КНИГА 5:МОИ ТРИ АБОРТА
В дверь здесь тоже нужно было звонить. Звонок не походил на серебряный колокольчик моей библиотеки, теперь такой далекой. В этот звонок нужно было звонить, нажимая на него пальцем. Что я и сделал.
Пришлось ждать, пока кто-нибудь ответит. Детишки не отвлекались на игру и смотрели на нас. Маленькие, грязные и оборванные. У них были странные истощенные тела и лица, по которым трудно определить, сколько мексиканским детям лет.
Ребенок, которому на вид пять, оказывается восьмилетним. Ребенку, которому на вид семь, оказывается десять. Ужас.
Подошли мексиканские мамаши. И тоже стали на нас смотреть. Глаза были совсем невыразительными, но именно так говорили нам: женщины знают, что мы -- abortionistas.
Затем дверь в клинику доктора плавно распахнулась, словно собиралась открыться точно в это время, -- нас встретил сам доктор Гарсия. Я не знал, как он выглядит, но понял, что это он.
-- Прошу вас, -- сказал он, жестом приглашая нас внутрь.
-- Спасибо, -- сказал я. -- Я только что звонил вам по телефону. Я друг Фостера.
-- Я знаю, -- спокойно сказал он. -- За мной, прошу вас.
Врач был маленького роста, средних лет и одет, как врач. Клиника у него была просторная, прохладная, много кабинетов, лабиринтом уводивших в глубину, о которой мы ничего не знали.
Доктор привел нас в маленькую приемную. В ней было чисто -- современный линолеум и современная врачебная мебель: неудобная кушетка и три стула, на которых никак не устроиться.
Обстановка здесь такая же, как и в кабинетах американских врачей. В углу -- высокое растение с большими плоскими и холодными зелеными листьями. Листья ничего не делали.

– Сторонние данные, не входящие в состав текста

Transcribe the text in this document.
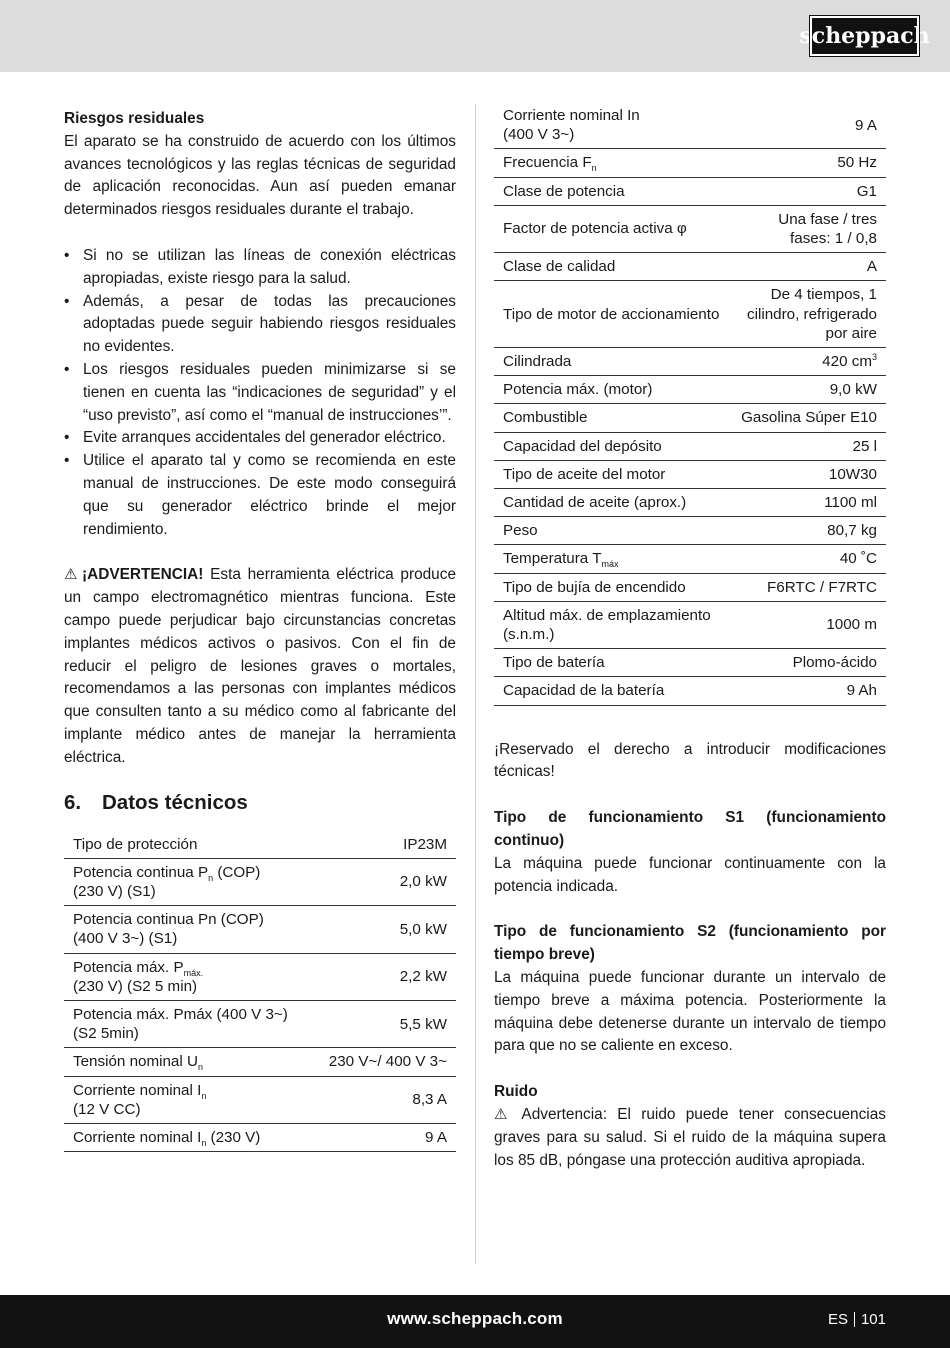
scheppach

Riesgos residuales

El aparato se ha construido de acuerdo con los últimos avances tecnológicos y las reglas técnicas de seguridad de aplicación reconocidas. Aun así pueden emanar determinados riesgos residuales durante el trabajo.

• Si no se utilizan las líneas de conexión eléctricas apropiadas, existe riesgo para la salud.
• Además, a pesar de todas las precauciones adoptadas puede seguir habiendo riesgos residuales no evidentes.
• Los riesgos residuales pueden minimizarse si se tienen en cuenta las “indicaciones de seguridad” y el “uso previsto”, así como el “manual de instrucciones’”.
• Evite arranques accidentales del generador eléctrico.
• Utilice el aparato tal y como se recomienda en este manual de instrucciones. De este modo conseguirá que su generador eléctrico brinde el mejor rendimiento.

⚠ ¡ADVERTENCIA! Esta herramienta eléctrica produce un campo electromagnético mientras funciona. Este campo puede perjudicar bajo circunstancias concretas implantes médicos activos o pasivos. Con el fin de reducir el peligro de lesiones graves o mortales, recomendamos a las personas con implantes médicos que consulten tanto a su médico como al fabricante del implante médico antes de manejar la herramienta eléctrica.

6.	Datos técnicos
Tipo de protección	IP23M
Potencia continua $P_n$ (COP)
(230 V) (S1)	2,0 kW
Potencia continua Pn (COP)
(400 V 3~) (S1)	5,0 kW
Potencia máx. $P_{máx.}$
(230 V) (S2 5 min)	2,2 kW
Potencia máx. Pmáx (400 V 3~)
(S2 5min)	5,5 kW
Tensión nominal $U_n$	230 V~/ 400 V 3~
Corriente nominal $I_n$
(12 V CC)	8,3 A
Corriente nominal $I_n$ (230 V)	9 A
Corriente nominal In
(400 V 3~)	9 A
Frecuencia $F_n$	50 Hz
Clase de potencia	G1
Factor de potencia activa φ	Una fase / tres fases: 1 / 0,8
Clase de calidad	A
Tipo de motor de accionamiento	De 4 tiempos, 1 cilindro, refrigerado por aire
Cilindrada	420 $cm^3$
Potencia máx. (motor)	9,0 kW
Combustible	Gasolina Súper E10
Capacidad del depósito	25 l
Tipo de aceite del motor	10W30
Cantidad de aceite (aprox.)	1100 ml
Peso	80,7 kg
Temperatura $T_{máx}$	40 ˚C
Tipo de bujía de encendido	F6RTC / F7RTC
Altitud máx. de emplazamiento
(s.n.m.)	1000 m
Tipo de batería	Plomo-ácido
Capacidad de la batería	9 Ah

¡Reservado el derecho a introducir modificaciones técnicas!

Tipo de funcionamiento S1 (funcionamiento continuo)

La máquina puede funcionar continuamente con la potencia indicada.

Tipo de funcionamiento S2 (funcionamiento por tiempo breve)

La máquina puede funcionar durante un intervalo de tiempo breve a máxima potencia. Posteriormente la máquina debe detenerse durante un intervalo de tiempo para que no se caliente en exceso.

Ruido

⚠ Advertencia: El ruido puede tener consecuencias graves para su salud. Si el ruido de la máquina supera los 85 dB, póngase una protección auditiva apropiada.

www.scheppach.com	ES 101
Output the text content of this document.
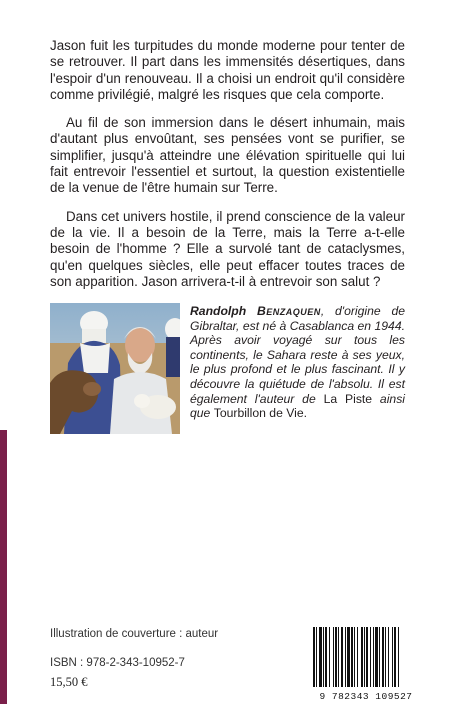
Jason fuit les turpitudes du monde moderne pour tenter de se retrouver. Il part dans les immensités désertiques, dans l'espoir d'un renouveau. Il a choisi un endroit qu'il considère comme privilégié, malgré les risques que cela comporte.

Au fil de son immersion dans le désert inhumain, mais d'autant plus envoûtant, ses pensées vont se purifier, se simplifier, jusqu'à atteindre une élévation spirituelle qui lui fait entrevoir l'essentiel et surtout, la question existentielle de la venue de l'être humain sur Terre.

Dans cet univers hostile, il prend conscience de la valeur de la vie. Il a besoin de la Terre, mais la Terre a-t-elle besoin de l'homme ? Elle a survolé tant de cataclysmes, qu'en quelques siècles, elle peut effacer toutes traces de son apparition. Jason arrivera-t-il à entrevoir son salut ?

Randolph Benzaquen, d'origine de Gibraltar, est né à Casablanca en 1944. Après avoir voyagé sur tous les continents, le Sahara reste à ses yeux, le plus profond et le plus fascinant. Il y découvre la quiétude de l'absolu. Il est également l'auteur de La Piste ainsi que Tourbillon de Vie.
Illustration de couverture : auteur
ISBN : 978-2-343-10952-7
15,50 €
9 782343 109527
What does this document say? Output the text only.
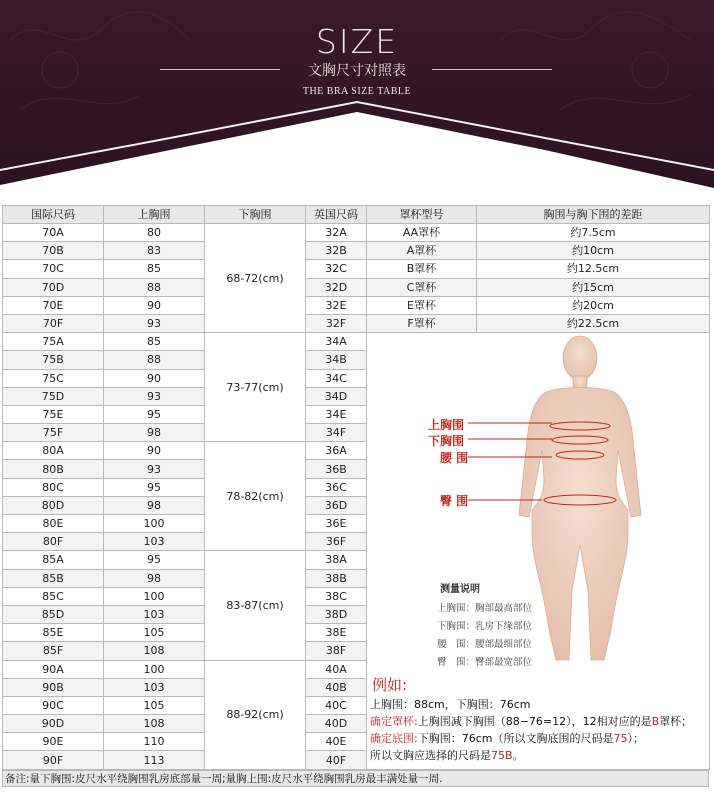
SIZE
文胸尺寸对照表
THE BRA SIZE TABLE
国际尺码	上胸围	下胸围	英国尺码	罩杯型号	胸围与胸下围的差距
70A	80	68-72(cm)	32A	AA罩杯	约7.5cm
70B	83		32B	A罩杯	约10cm
70C	85		32C	B罩杯	约12.5cm
70D	88		32D	C罩杯	约15cm
70E	90		32E	E罩杯	约20cm
70F	93		32F	F罩杯	约22.5cm
75A	85	73-77(cm)	34A		
75B	88		34B		
75C	90		34C		
75D	93		34D		
75E	95		34E		
75F	98		34F		
80A	90	78-82(cm)	36A		
80B	93		36B		
80C	95		36C		
80D	98		36D		
80E	100		36E		
80F	103		36F		
85A	95	83-87(cm)	38A		
85B	98		38B		
85C	100		38C		
85D	103		38D		
85E	105		38E		
85F	108		38F		
90A	100	88-92(cm)	40A		
90B	103		40B		
90C	105		40C		
90D	108		40D		
90E	110		40E		
90F	113		40F		
上胸围
下胸围
腰 围
臀 围
测量说明
上胸围：胸部最高部位
下胸围：乳房下缘部位
腰　围：腰部最细部位
臀　围：臀部最宽部位
例如:
上胸围：88cm，下胸围：76cm
确定罩杯:上胸围减下胸围（88−76=12），12相对应的是B罩杯；
确定底围:下胸围：76cm（所以文胸底围的尺码是75）；
所以文胸应选择的尺码是75B。
备注:量下胸围:皮尺水平绕胸围乳房底部量一周;量胸上围:皮尺水平绕胸围乳房最丰满处量一周.
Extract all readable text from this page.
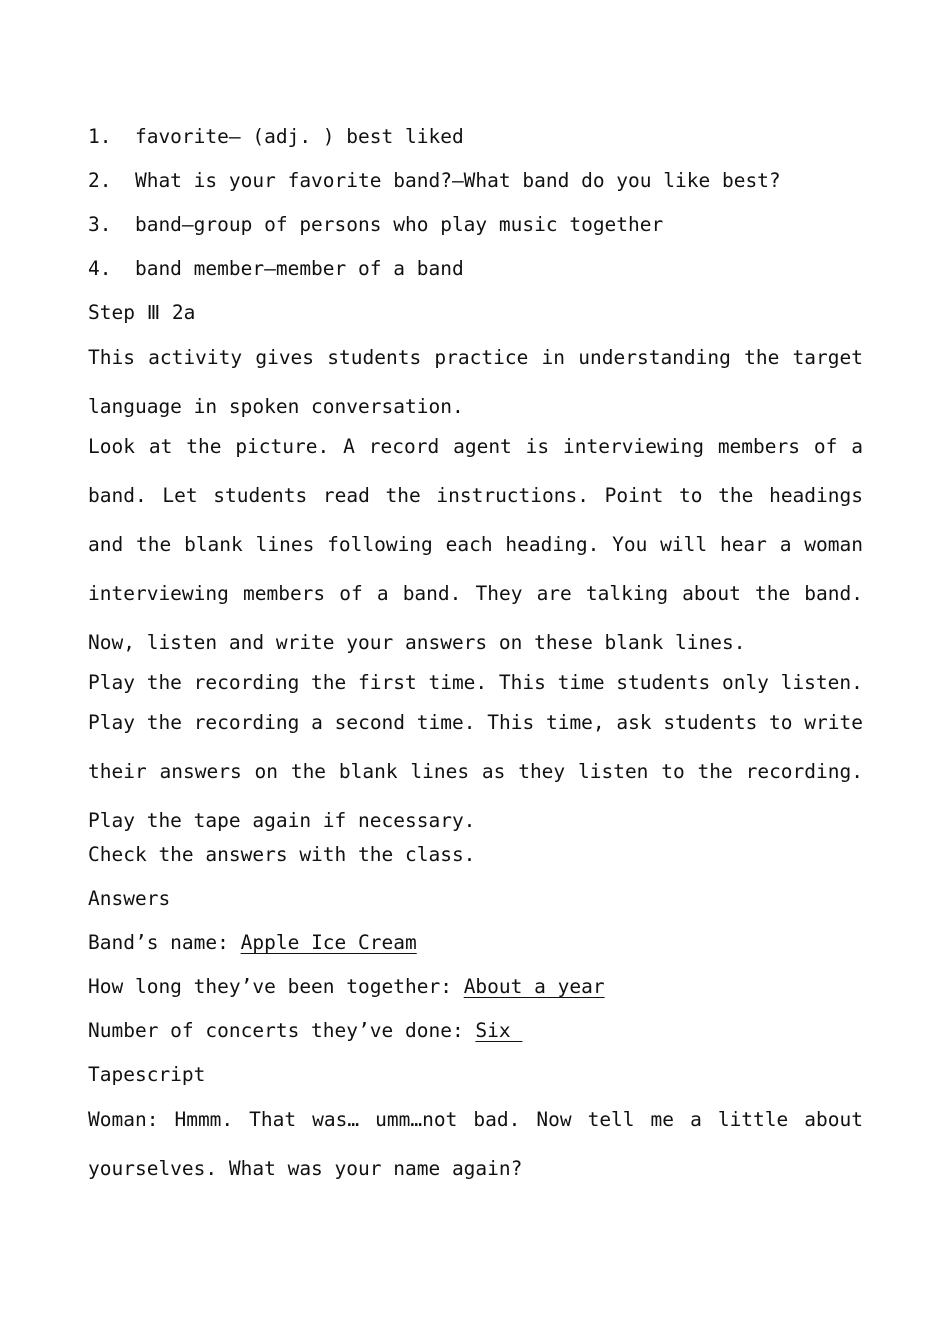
1.  favorite— (adj. ) best liked
2.  What is your favorite band?—What band do you like best?
3.  band—group of persons who play music together
4.  band member—member of a band
Step Ⅲ 2a
This activity gives students practice in understanding the target language in spoken conversation.
Look at the picture. A record agent is interviewing members of a band. Let students read the instructions. Point to the headings and the blank lines following each heading. You will hear a woman interviewing members of a band. They are talking about the band. Now, listen and write your answers on these blank lines.
Play the recording the first time. This time students only listen.
Play the recording a second time. This time, ask students to write their answers on the blank lines as they listen to the recording. Play the tape again if necessary.
Check the answers with the class.
Answers
Band’s name: Apple Ice Cream
How long they’ve been together: About a year
Number of concerts they’ve done: Six
Tapescript
Woman: Hmmm. That was… umm…not bad. Now tell me a little about yourselves. What was your name again?
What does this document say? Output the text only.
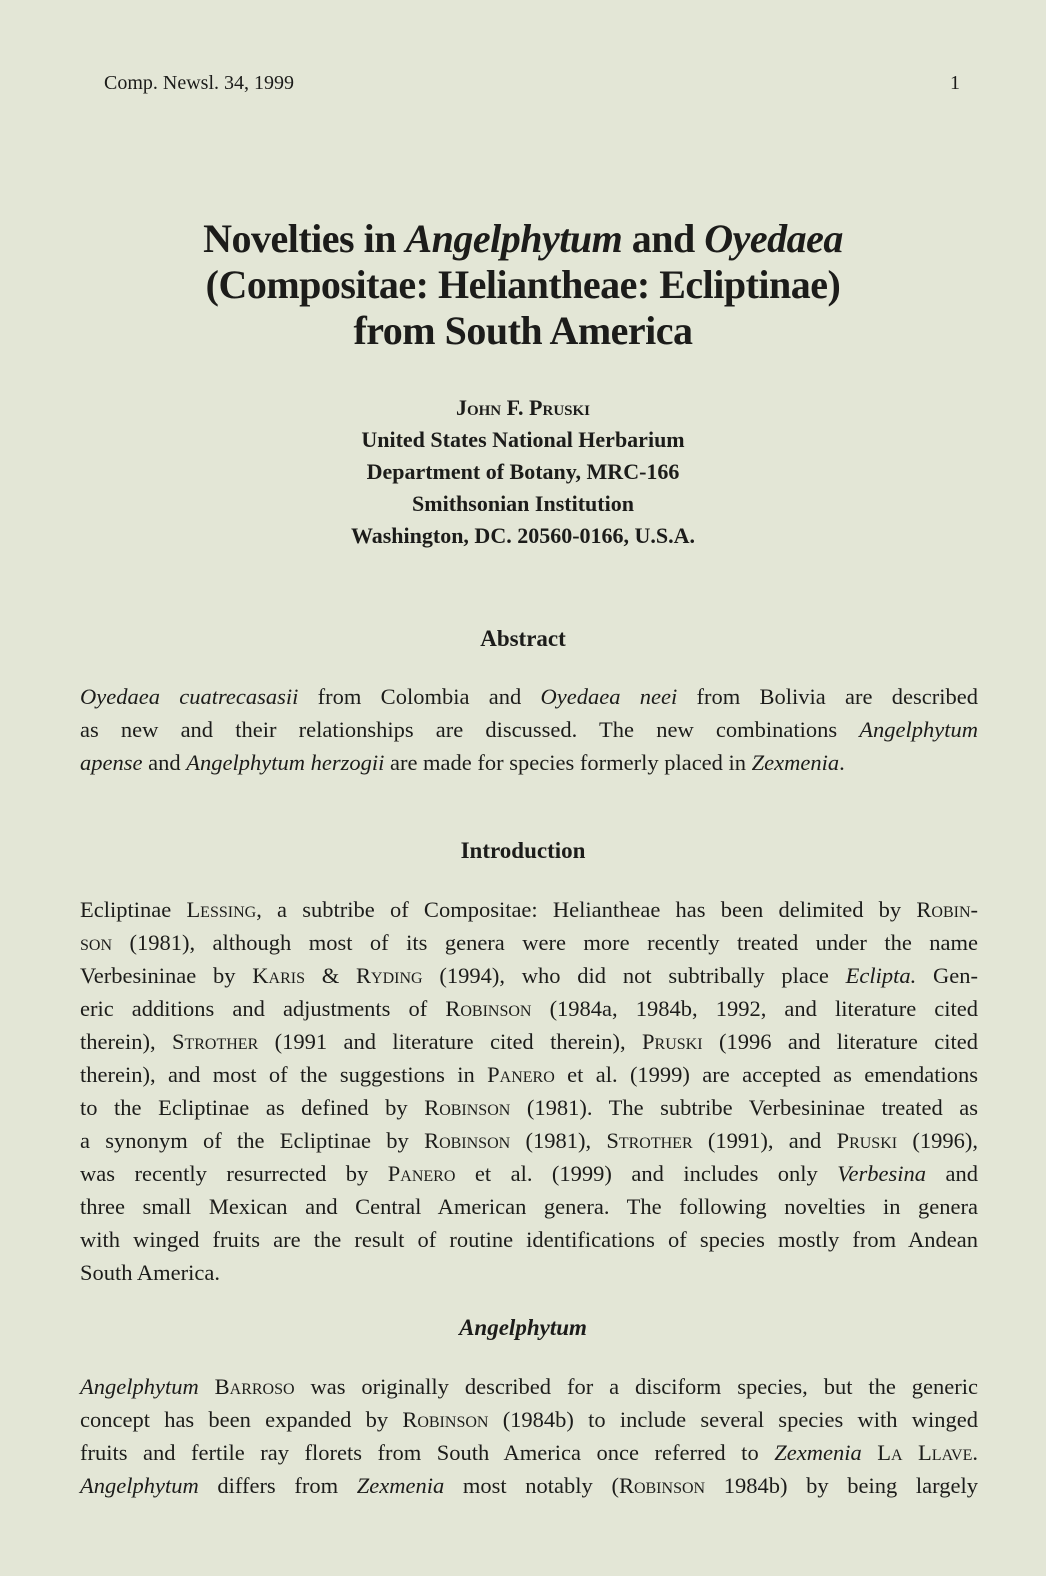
Comp. Newsl. 34, 1999	1
Novelties in Angelphytum and Oyedaea
(Compositae: Heliantheae: Ecliptinae)
from South America
John F. Pruski
United States National Herbarium
Department of Botany, MRC-166
Smithsonian Institution
Washington, DC. 20560-0166, U.S.A.
Abstract
Oyedaea cuatrecasasii from Colombia and Oyedaea neei from Bolivia are described
as new and their relationships are discussed. The new combinations Angelphytum
apense and Angelphytum herzogii are made for species formerly placed in Zexmenia.
Introduction
Ecliptinae Lessing, a subtribe of Compositae: Heliantheae has been delimited by Robin-
son (1981), although most of its genera were more recently treated under the name
Verbesininae by Karis & Ryding (1994), who did not subtribally place Eclipta. Gen-
eric additions and adjustments of Robinson (1984a, 1984b, 1992, and literature cited
therein), Strother (1991 and literature cited therein), Pruski (1996 and literature cited
therein), and most of the suggestions in Panero et al. (1999) are accepted as emendations
to the Ecliptinae as defined by Robinson (1981). The subtribe Verbesininae treated as
a synonym of the Ecliptinae by Robinson (1981), Strother (1991), and Pruski (1996),
was recently resurrected by Panero et al. (1999) and includes only Verbesina and
three small Mexican and Central American genera. The following novelties in genera
with winged fruits are the result of routine identifications of species mostly from Andean
South America.
Angelphytum
Angelphytum Barroso was originally described for a disciform species, but the generic
concept has been expanded by Robinson (1984b) to include several species with winged
fruits and fertile ray florets from South America once referred to Zexmenia La Llave.
Angelphytum differs from Zexmenia most notably (Robinson 1984b) by being largely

В приемной уже сидели люди: отец, мать и молоденькая дочь-подросток. Очевидно, она имела отношение к новенькому автомобилю, стоявшему у входа.
-- Прошу вас. -- Врач показал на два незанятых стула. -- Скоро, -- мягко улыбнулся он. -- Подождите, прошу вас. Скоро.
Он ушел по коридору в другую комнату, которой нам не было видно, оставив нас с этими тремя людьми. Они не разговаривали, и во всем здании стояла странная тишина.
Все нервно посматривали друг на друга -- так бывает, когда время и обстоятельства доводят нас до запрещенных операциий в Мексике.
Отец был похож на банкира из маленького городка в долине Сан-Хоакин, а мать -- на женщину, увлеченная общественной деятельностью.
Хорошенькая и очевидно неглупая дочь ждала аборта и не знала, что делать со своим лицом, поэтому все время улыбалась в пустоту -- быстро и резко, как лезвием ножа.
Отец выглядел сурово -- будто собирается отказать кому-то в кредите, а мать -- смутно возмущенно, словно кто-то рискованно пошутил на званом чае Общества друзей де Молэй.
Дочь, несмотря на тугое расцветающее женское тело, была слишком молода для аборта. Ей следовало заниматься чем-то другим.
Я перевел взгляд на Вайду. Она тоже выглядела слишком юной для аборта. Что мы все здесь делаем? Ее лицо все больше бледнело.
Увы, невинность любви -- просто нарастающее физическое состояние, ее не формируют наши поцелуи.
Прошла то ли вечность то ли десять минут, врач вернулся и поманил нас с Вайдой за собой, хотя другие ждали дольше. Наверное, это как-то было связано с Фостером.
-- Прошу вас, -- тихо сказал доктор Гарсия.
Мы пошли за ним через вестибюль в маленький кабинет. Там стоял столик и на нем -- пишущая машинка. В темном прохладном кабинете с опущенными жалюзи, стояло кожаное кресло, на стенах и на столе -- фотографии доктора с семьей.
Еще там висели различные аттестаты -- они показывали, какие медицинские степени получил доктор и какие университеты окончил.
Дверь из кабинета вела прямо в операционную. Девочка-подросток наводила там порядок, ей помогал мальчик, тоже подросток.
На подносе с хирургическими инструментами запрыгало голубое пламя. Мальчик стерилизовал их огнем. Нам с Вайдой стало страшно. В операционной стоял стол с металлическими штуками -- придерживать ноги, -- и к ним прилагались кожаные ремни.
-- Без боли, -- сказал врач Вайде, а потом мне. -- Без боли и чисто, все чисто, без боли. Не волнуйтесь. Без боли и чисто. Ничего не останется. Я доктор, -- сказал он.
Я не знал, что ему ответить. Я так волновался, что был почти в шоке. С лица Вайды исчезли краски, а глаза будто ничего больше не видели.
-- 250 долларов, -- сказал врач. -- Прошу вас.
-- Фостер говорил, 200. Это все, что у нас есть, -- услышал я собственный голос. -- 200. Так вы сами сказали Фостеру.
-- 200. Это все, что у вас есть? -- сказал врач.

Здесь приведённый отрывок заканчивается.